Вина пронзила сердце. Вороны создают пару на всю жизнь — эта мысль преследовала меня годами. Сколько раз я отворачивался от женщин, которые проявляли интерес? Сколько раз находил оправдания собственному одиночеству? Сколько раз я убеждал себя, что это благородно? Что хранить верность памяти — это то, что отличает человека от зверя?
Однако где-то глубоко внутри понимал правду: я просто не готов был отпустить. Отпустить — значит признать, что она действительно ушла. Что больше никогда не услышу её смех, не увижу, как она морщит нос, читая особенно скучный канцелярский отчёт.
Но вдруг, кружась с Ярославой под звёздным небом, я ощутил странное спокойствие. Может, дело было в её собственной боли, которой она поделилась. Может, в том, как она не пыталась быть похожей на Хильду — она была собой, яркой и настоящей. А может, просто пришло время.
Моя жена любила жизнь. Она находила радость в мелочах — в первых весенних цветах, в запахе свежего хлеба, в детском смехе. Она бы первая отвесила мне подзатыльник за то, что я превратил память о ней в могильную плиту, которую таскаю на шее. «Даже камень обрастает мхом», — говорила она, смеясь над моим упрямством.
Помню тот вечер — очередное торжество, едва ли выделяющееся из массы своих подобий, но именно на нём оказалась странствующая сказительница. Старая женщина с глазами, видевшими слишком много. Среди былин и сказаний она прочла стихотворение — простое, но пронзительное. Хильда плакала, не скрывая слёз. Я улыбнулся тогда из-за её неожиданной сентиментальности, но слова врезались в память, и сейчас, спустя годы и целую жизнь, они вернулись ко мне:
'Ты у могилы не стой, не рыдай,
Нет меня там, не уснула я, знай:
Я — это тысячи лёгких ветров,
Я в лучезарном сиянье снегов,
Золото солнца пшеничных полей,
В тихом дожде этих пасмурных дней.
Если боишься с утра тишины,
Вихрем развею тревожные сны.
Я — птичий клин, что вдали отзвучит,
Яркие звёзды, что светят в ночи…
Ты у могилы не плачь и не стой,
Нет меня там, я жива, я с тобой! ' [1]
С каждой строкой, всплывающей в памяти, приходило понимание. Я умер в том мире. Моё тело — прах, развеянный над полем последней битвы. Клятва любить до гроба — исполнена. И Хильда… она не хотела бы, чтобы я нёс траур через миры и жизни. Она бы первая подтолкнула меня вперёд.
Музыка замедлилась, переходя в нежную мелодию. Ярослава подняла голову, и наши взгляды встретились. В её серо-голубых глазах я увидел то же, что чувствовал сам — удивление, растерянность и что-то большее. Что-то, чему мы оба боялись дать имя.

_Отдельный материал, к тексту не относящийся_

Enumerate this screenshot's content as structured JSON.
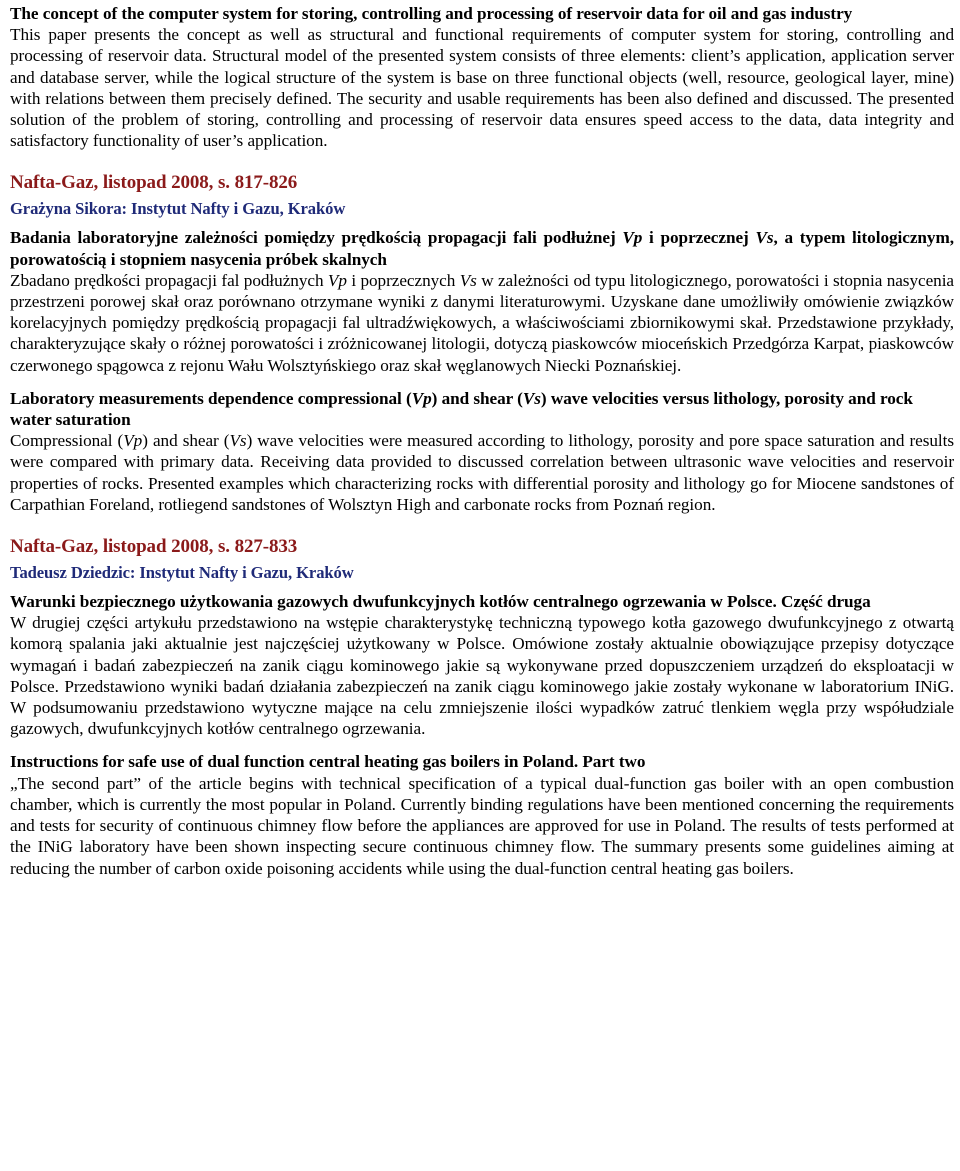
{
  "document": {
    "type": "journal-abstracts-page",
    "language_mix": [
      "en",
      "pl"
    ],
    "colors": {
      "text": "#000000",
      "journal_reference": "#8B1A1A",
      "author": "#1F2A78",
      "background": "#FFFFFF"
    }
  },
  "entries": [
    {
      "id": "entry-0",
      "title_en": "The concept of the computer system for storing, controlling and processing of reservoir data for oil and gas industry",
      "abstract_en": "This paper presents the concept as well as structural and functional requirements of computer system for storing, controlling and processing of reservoir data. Structural model of the presented system consists of three elements: client’s application, application server and database server, while the logical structure of the system is base on three functional objects (well, resource, geological layer, mine) with relations between them precisely defined. The security and usable requirements has been also defined and discussed. The presented solution of the problem of storing, controlling and processing of reservoir data ensures speed access to the data, data integrity and satisfactory functionality of user’s application."
    },
    {
      "id": "entry-1",
      "journal_reference": "Nafta-Gaz, listopad 2008, s. 817-826",
      "author": "Grażyna Sikora: Instytut Nafty i Gazu, Kraków",
      "title_pl_parts": [
        {
          "text": "Badania laboratoryjne zależności pomiędzy prędkością propagacji fali podłużnej ",
          "style": "normal"
        },
        {
          "text": "Vp",
          "style": "italic"
        },
        {
          "text": " i poprzecznej ",
          "style": "normal"
        },
        {
          "text": "Vs",
          "style": "italic"
        },
        {
          "text": ", a typem litologicznym, porowatością i stopniem nasycenia próbek skalnych",
          "style": "normal"
        }
      ],
      "abstract_pl_parts": [
        {
          "text": "Zbadano prędkości propagacji fal podłużnych ",
          "style": "normal"
        },
        {
          "text": "Vp",
          "style": "italic"
        },
        {
          "text": " i poprzecznych ",
          "style": "normal"
        },
        {
          "text": "Vs",
          "style": "italic"
        },
        {
          "text": " w zależności od typu litologicznego, porowatości i stopnia nasycenia przestrzeni porowej skał oraz porównano otrzymane wyniki z danymi literaturowymi. Uzyskane dane umożliwiły omówienie związków korelacyjnych pomiędzy prędkością propagacji fal ultradźwiękowych, a właściwościami zbiornikowymi skał. Przedstawione przykłady, charakteryzujące skały o różnej porowatości i zróżnicowanej litologii, dotyczą piaskowców mioceńskich Przedgórza Karpat, piaskowców czerwonego spągowca z rejonu Wału Wolsztyńskiego oraz skał węglanowych Niecki Poznańskiej.",
          "style": "normal"
        }
      ],
      "title_en_parts": [
        {
          "text": "Laboratory measurements dependence compressional (",
          "style": "normal"
        },
        {
          "text": "Vp",
          "style": "italic"
        },
        {
          "text": ") and shear (",
          "style": "normal"
        },
        {
          "text": "Vs",
          "style": "italic"
        },
        {
          "text": ") wave velocities versus lithology, porosity and rock water saturation",
          "style": "normal"
        }
      ],
      "abstract_en_parts": [
        {
          "text": "Compressional (",
          "style": "normal"
        },
        {
          "text": "Vp",
          "style": "italic"
        },
        {
          "text": ") and shear (",
          "style": "normal"
        },
        {
          "text": "Vs",
          "style": "italic"
        },
        {
          "text": ") wave velocities were measured according to lithology, porosity and pore space saturation and results were compared with primary data. Receiving data provided to discussed correlation between ultrasonic wave velocities and reservoir properties of rocks. Presented examples which characterizing rocks with differential porosity and lithology go for Miocene sandstones of Carpathian Foreland, rotliegend sandstones of Wolsztyn High and carbonate rocks from Poznań region.",
          "style": "normal"
        }
      ]
    },
    {
      "id": "entry-2",
      "journal_reference": "Nafta-Gaz, listopad 2008, s. 827-833",
      "author": "Tadeusz Dziedzic: Instytut Nafty i Gazu, Kraków",
      "title_pl": "Warunki bezpiecznego użytkowania gazowych dwufunkcyjnych kotłów centralnego ogrzewania w Polsce. Część druga",
      "abstract_pl": "W drugiej części artykułu przedstawiono na wstępie charakterystykę techniczną typowego kotła gazowego dwufunkcyjnego z  otwartą komorą spalania jaki aktualnie jest najczęściej użytkowany w Polsce. Omówione zostały aktualnie obowiązujące przepisy dotyczące wymagań i badań zabezpieczeń na zanik ciągu kominowego jakie są wykonywane przed dopuszczeniem urządzeń do eksploatacji w Polsce. Przedstawiono wyniki badań działania zabezpieczeń na zanik ciągu kominowego jakie zostały wykonane w laboratorium INiG.  W podsumowaniu przedstawiono wytyczne mające na celu zmniejszenie ilości wypadków zatruć tlenkiem węgla przy współudziale gazowych, dwufunkcyjnych kotłów centralnego ogrzewania.",
      "title_en": "Instructions for safe use of dual function central heating gas boilers in Poland. Part two",
      "abstract_en": "„The second part” of the article begins with technical specification of a typical dual-function gas boiler with an open combustion chamber, which is currently the most popular in Poland. Currently binding regulations have been mentioned concerning the requirements and tests for security of continuous chimney flow before the appliances are approved for use in Poland. The results of tests performed at the INiG laboratory have been shown inspecting secure continuous chimney flow. The summary presents some guidelines aiming at reducing the number of carbon oxide poisoning accidents while using the dual-function central heating gas boilers."
    }
  ]
}
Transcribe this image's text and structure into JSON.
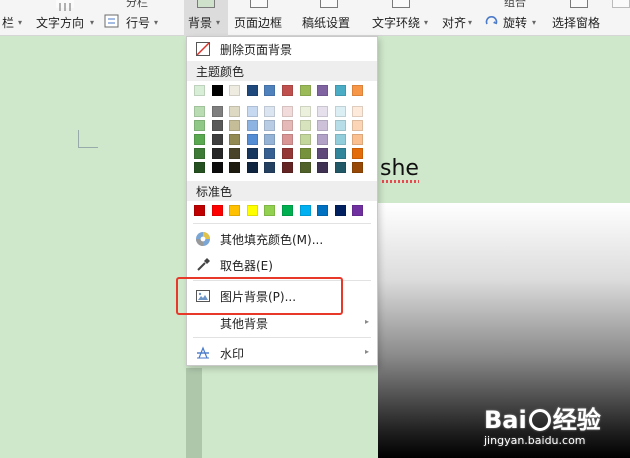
{
  "ribbon": {
    "cut_left_label": "栏",
    "text_direction_label": "文字方向",
    "top_partial_label": "分栏",
    "line_number_label": "行号",
    "background_label": "背景",
    "page_border_label": "页面边框",
    "paper_settings_label": "稿纸设置",
    "text_wrap_label": "文字环绕",
    "align_label": "对齐",
    "rotate_label": "旋转",
    "select_pane_label": "选择窗格",
    "top_partial_right": "组合"
  },
  "document": {
    "word": "she"
  },
  "background_menu": {
    "remove_bg_label": "删除页面背景",
    "theme_colors_header": "主题颜色",
    "standard_colors_header": "标准色",
    "more_fill_label": "其他填充颜色(M)...",
    "eyedropper_label": "取色器(E)",
    "picture_bg_label": "图片背景(P)...",
    "other_bg_label": "其他背景",
    "watermark_label": "水印",
    "theme_top_row": [
      "#d9eed6",
      "#000000",
      "#eeece1",
      "#1f497d",
      "#4f81bd",
      "#c0504d",
      "#9bbb59",
      "#8064a2",
      "#4bacc6",
      "#f79646"
    ],
    "theme_shades": [
      [
        "#b9dcb3",
        "#7f7f7f",
        "#ddd9c3",
        "#c6d9f0",
        "#dbe5f1",
        "#f2dcdb",
        "#ebf1dd",
        "#e5e0ec",
        "#dbeef3",
        "#fdeada"
      ],
      [
        "#8fc887",
        "#595959",
        "#c4bd97",
        "#8db3e2",
        "#b8cce4",
        "#e5b9b7",
        "#d7e3bc",
        "#ccc1d9",
        "#b7dde8",
        "#fbd5b5"
      ],
      [
        "#5aa950",
        "#3f3f3f",
        "#938953",
        "#548dd4",
        "#95b3d7",
        "#d99694",
        "#c3d69b",
        "#b2a2c7",
        "#92cddc",
        "#fac08f"
      ],
      [
        "#3d7a35",
        "#262626",
        "#494429",
        "#17365d",
        "#366092",
        "#953734",
        "#76923c",
        "#5f497a",
        "#31859b",
        "#e36c09"
      ],
      [
        "#25501f",
        "#0c0c0c",
        "#1d1b10",
        "#0f243e",
        "#244061",
        "#632423",
        "#4f6128",
        "#3f3151",
        "#205867",
        "#974806"
      ]
    ],
    "standard_colors": [
      "#c00000",
      "#ff0000",
      "#ffc000",
      "#ffff00",
      "#92d050",
      "#00b050",
      "#00b0f0",
      "#0070c0",
      "#002060",
      "#7030a0"
    ]
  },
  "highlight_color": "#e8382a",
  "watermark": {
    "logo_left": "Bai",
    "logo_right": "经验",
    "url": "jingyan.baidu.com"
  }
}
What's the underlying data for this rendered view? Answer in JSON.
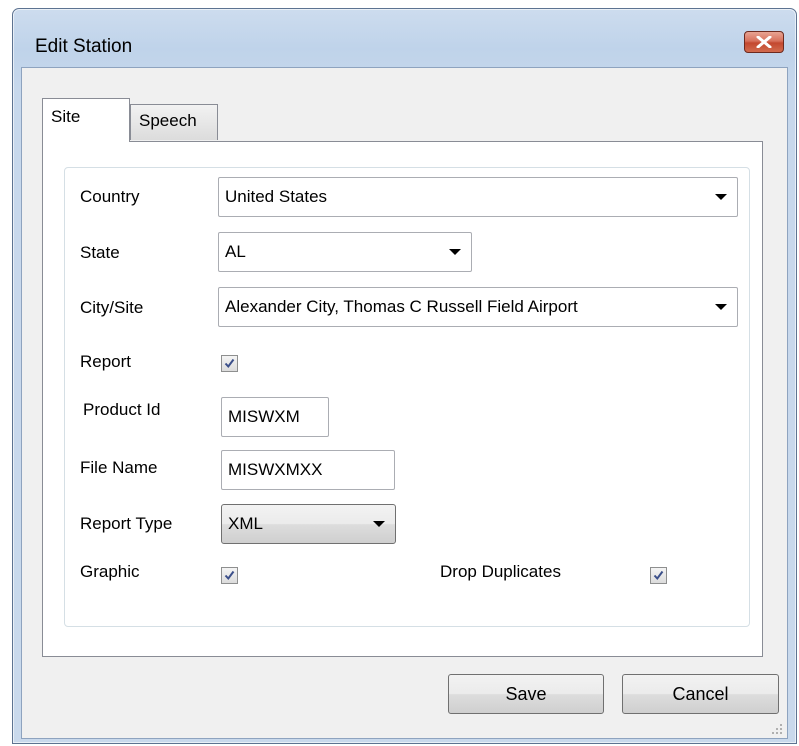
{
  "window": {
    "title": "Edit Station",
    "close_icon": "close-icon"
  },
  "tabs": [
    {
      "label": "Site",
      "selected": true
    },
    {
      "label": "Speech",
      "selected": false
    }
  ],
  "form": {
    "country": {
      "label": "Country",
      "value": "United States"
    },
    "state": {
      "label": "State",
      "value": "AL"
    },
    "city_site": {
      "label": "City/Site",
      "value": "Alexander City, Thomas C Russell Field Airport"
    },
    "report": {
      "label": "Report",
      "checked": true
    },
    "product_id": {
      "label": "Product Id",
      "value": "MISWXM"
    },
    "file_name": {
      "label": "File Name",
      "value": "MISWXMXX"
    },
    "report_type": {
      "label": "Report Type",
      "value": "XML"
    },
    "graphic": {
      "label": "Graphic",
      "checked": true
    },
    "drop_duplicates": {
      "label": "Drop Duplicates",
      "checked": true
    }
  },
  "buttons": {
    "save_label": "Save",
    "cancel_label": "Cancel"
  }
}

Медленно, давая ей возможность отстраниться, я наклонился. Она не отодвинулась. Закрыла глаза, приподнялась на носочки.
Наши губы встретились в поцелуе — сначала неуверенном, словно мы оба забыли, как это делается. Потом Ярослава обвила руками мою шею, я притянул её ближе, и мир вокруг перестал существовать. Был только этот миг, это чувство, эта женщина в моих объятиях — не замена прошлому, но обещание будущего.
[1] Клэр Харнер — Бессмертие. Перевод Алексея Захарова.